Voorts betrekt de rechtbank bij dat oordeel dat artikel 59 van de Uitleveringswet ook niet in alle gevallen voorziet in de mogelijkheid van een schadevergoeding wegens op verzoek van buitenlandse autoriteiten in Nederland toegepaste vrijheidsbeneming, maar dat zulks slechts mogelijk is in de gevallen, waarin een uitleveringsverzoek niet toelaatbaar is verklaard.
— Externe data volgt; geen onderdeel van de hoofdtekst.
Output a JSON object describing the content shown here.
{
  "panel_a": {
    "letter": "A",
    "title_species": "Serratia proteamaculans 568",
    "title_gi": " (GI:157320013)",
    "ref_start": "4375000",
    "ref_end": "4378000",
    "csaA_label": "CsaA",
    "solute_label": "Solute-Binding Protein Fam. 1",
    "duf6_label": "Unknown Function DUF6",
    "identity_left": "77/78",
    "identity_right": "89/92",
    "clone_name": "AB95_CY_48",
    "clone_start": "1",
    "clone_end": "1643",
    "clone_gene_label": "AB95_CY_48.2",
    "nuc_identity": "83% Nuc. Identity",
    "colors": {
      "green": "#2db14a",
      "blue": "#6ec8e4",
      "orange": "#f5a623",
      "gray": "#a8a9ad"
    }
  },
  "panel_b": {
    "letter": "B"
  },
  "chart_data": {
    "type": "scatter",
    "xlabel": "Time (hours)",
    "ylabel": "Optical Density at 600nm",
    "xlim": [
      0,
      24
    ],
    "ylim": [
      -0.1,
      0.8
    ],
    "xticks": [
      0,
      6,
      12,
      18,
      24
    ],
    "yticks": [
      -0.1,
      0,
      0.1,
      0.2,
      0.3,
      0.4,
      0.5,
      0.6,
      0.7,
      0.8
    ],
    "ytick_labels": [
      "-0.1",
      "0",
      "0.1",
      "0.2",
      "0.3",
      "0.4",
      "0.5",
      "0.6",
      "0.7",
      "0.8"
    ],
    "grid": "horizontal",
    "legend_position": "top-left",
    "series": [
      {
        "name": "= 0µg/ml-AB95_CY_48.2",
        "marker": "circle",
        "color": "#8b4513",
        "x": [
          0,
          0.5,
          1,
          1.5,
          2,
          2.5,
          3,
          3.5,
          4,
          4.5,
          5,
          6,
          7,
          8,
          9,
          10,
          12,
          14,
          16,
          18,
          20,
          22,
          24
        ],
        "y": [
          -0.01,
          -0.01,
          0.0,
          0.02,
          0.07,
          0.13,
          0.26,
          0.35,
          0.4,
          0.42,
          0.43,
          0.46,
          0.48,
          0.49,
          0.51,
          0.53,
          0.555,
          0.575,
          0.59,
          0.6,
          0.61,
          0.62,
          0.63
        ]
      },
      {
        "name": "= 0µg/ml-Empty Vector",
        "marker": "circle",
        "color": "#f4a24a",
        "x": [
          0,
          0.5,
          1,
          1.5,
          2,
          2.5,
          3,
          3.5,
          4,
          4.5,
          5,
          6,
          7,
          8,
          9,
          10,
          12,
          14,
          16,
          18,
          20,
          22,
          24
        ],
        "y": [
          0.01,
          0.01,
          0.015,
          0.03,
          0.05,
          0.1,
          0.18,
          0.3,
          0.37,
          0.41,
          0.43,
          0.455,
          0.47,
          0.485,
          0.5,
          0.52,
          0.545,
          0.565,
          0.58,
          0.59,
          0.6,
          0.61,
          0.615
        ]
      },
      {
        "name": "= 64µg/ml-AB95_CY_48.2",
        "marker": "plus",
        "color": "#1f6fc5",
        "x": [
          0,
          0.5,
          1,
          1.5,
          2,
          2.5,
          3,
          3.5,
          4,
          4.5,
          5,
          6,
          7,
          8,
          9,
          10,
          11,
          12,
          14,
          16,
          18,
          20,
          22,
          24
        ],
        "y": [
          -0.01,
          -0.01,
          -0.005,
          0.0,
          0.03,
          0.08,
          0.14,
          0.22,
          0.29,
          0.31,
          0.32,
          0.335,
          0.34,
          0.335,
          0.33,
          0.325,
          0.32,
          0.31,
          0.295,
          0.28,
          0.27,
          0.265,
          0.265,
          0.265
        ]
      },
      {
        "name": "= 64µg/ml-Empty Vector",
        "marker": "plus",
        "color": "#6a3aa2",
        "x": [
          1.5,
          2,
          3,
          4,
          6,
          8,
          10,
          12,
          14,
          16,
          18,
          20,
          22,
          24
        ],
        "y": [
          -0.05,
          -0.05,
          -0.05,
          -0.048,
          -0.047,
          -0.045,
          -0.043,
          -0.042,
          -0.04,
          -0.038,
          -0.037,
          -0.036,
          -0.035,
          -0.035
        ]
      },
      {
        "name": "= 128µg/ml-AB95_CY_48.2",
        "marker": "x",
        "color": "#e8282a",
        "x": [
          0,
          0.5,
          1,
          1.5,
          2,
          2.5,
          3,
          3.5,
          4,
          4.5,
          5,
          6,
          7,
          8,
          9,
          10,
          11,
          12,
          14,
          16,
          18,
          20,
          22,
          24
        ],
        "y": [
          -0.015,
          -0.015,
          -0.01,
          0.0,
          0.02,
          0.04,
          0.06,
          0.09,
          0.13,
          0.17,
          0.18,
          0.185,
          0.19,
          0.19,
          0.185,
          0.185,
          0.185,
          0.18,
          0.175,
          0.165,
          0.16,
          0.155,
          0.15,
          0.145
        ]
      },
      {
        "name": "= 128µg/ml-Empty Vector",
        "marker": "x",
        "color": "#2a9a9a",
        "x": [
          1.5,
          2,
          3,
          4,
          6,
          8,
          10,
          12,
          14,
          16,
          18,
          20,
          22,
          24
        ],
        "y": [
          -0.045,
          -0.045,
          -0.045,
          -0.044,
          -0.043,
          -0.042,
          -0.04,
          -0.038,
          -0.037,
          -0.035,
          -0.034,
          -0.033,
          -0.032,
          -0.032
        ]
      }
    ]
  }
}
Tenslotte betrekt de rechtbank nog bij haar oordeel dat de periode van vrijheidsbeneming, voorafgaande aan het doen van een verzoek tot uitlevering behalve ter voorkoming van vlucht, mede wordt benut voor de beoordeling van de vraag of tot het doen van een uitleveringsverzoek moet worden overgegaan en dat de vrijheidsbeneming uit dien hoofde kan worden vergeleken met de – niet voor vergoeding wegens ten onrechte ondergane vrijheidsbeneming in aanmerking komende - tijd van ophouden voor verhoor voorafgaande aan een inverzekeringstelling, welke tijd er mede toe dient te beoordelen of er gronden zijn om tot inverzekeringstelling over te gaan.
Daarom zal de rechtbank verzoeker niet ontvankelijk verklaren in zijn verzoek tot vergoeding van de schade die verzoeker stelt geleden te hebben wegens in Spanje krachtens voormelde signalering ondergane vrijheidsbeneming.
3. Beslissing
De rechtbank:
verklaart verzoeker niet ontvankelijk in zijn verzoekschrift.
4. Samenstelling raadkamer en uitspraakdatum
Deze beschikking is gegeven door
mr. Toeter, voorzitter,
mrs. Van Andel en Bijvoet, rechters,
in tegenwoordigheid van mr. Van Os, griffier,
en in het openbaar uitgesproken op 30 november 2004.